The parser just gets the raw html page, then finds all <TD> tags, then fetches data from them, then loads pages related to these data, parses them, retrieves additional data from these pages (RegEx and BeautifulSoup examples are present), saves everything to DB.
You can find cookie saving and loading, log in to the site by POST request and some other useful code snippets here.
The license for the software is BSD-like. You can use it almost without limitations.

Program requirements

Python 3.8 or 3.9 will do. Other versions was not tested.
You need to install the following packages:

  • BeautifulSoup (4.9 or newer tested)
  • Requests (2.24 or newer tested)

How to install them?
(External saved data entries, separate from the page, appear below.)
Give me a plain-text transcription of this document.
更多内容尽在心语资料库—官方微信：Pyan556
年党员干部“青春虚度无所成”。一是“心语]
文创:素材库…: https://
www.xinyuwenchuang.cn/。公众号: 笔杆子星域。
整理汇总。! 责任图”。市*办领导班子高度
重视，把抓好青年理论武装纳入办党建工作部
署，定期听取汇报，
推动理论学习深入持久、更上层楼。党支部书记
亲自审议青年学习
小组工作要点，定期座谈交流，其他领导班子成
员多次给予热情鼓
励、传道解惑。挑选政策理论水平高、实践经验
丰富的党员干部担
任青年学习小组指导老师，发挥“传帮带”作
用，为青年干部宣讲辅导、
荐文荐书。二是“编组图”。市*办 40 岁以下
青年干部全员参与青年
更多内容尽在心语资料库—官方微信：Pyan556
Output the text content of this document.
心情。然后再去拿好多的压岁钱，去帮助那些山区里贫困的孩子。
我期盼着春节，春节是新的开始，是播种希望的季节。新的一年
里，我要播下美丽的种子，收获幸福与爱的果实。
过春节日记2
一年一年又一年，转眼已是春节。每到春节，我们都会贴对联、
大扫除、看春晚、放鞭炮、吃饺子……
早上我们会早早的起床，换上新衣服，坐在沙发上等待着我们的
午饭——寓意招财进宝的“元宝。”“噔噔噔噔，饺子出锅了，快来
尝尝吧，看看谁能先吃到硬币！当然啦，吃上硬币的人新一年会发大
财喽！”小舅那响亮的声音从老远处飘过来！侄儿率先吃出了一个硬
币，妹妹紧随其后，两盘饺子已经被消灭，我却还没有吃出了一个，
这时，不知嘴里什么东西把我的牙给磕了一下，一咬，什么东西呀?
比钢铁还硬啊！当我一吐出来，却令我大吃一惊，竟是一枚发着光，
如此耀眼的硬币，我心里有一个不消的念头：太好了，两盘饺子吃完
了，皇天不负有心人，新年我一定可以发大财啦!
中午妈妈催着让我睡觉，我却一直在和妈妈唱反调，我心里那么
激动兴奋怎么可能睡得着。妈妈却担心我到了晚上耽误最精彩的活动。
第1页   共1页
Through pip:

pip install bs4 requests

How to use this software

You should carefully read the code and change it to your needs.
This code is an abstract example.
There are some test files in the directory testfiles, you can upload them to a test website to see how the program works with them.

The following is the dictionary of elements and their types:

elements_dict[elem_ID]['elem_ID'] # integer
elements_dict[elem_ID]['name1'] # string
elements_dict[elem_ID]['name2'] # string
elements_dict[elem_ID]['name3'] # string
elements_dict[elem_ID]['date_and_time'] # datetime (in DB text)
elements_dict[elem_ID]['somecontent'] # string
elements_dict[elem_ID]['somelinks'] # list (in DB text)
elements_dict[elem_ID]['somedata'] # string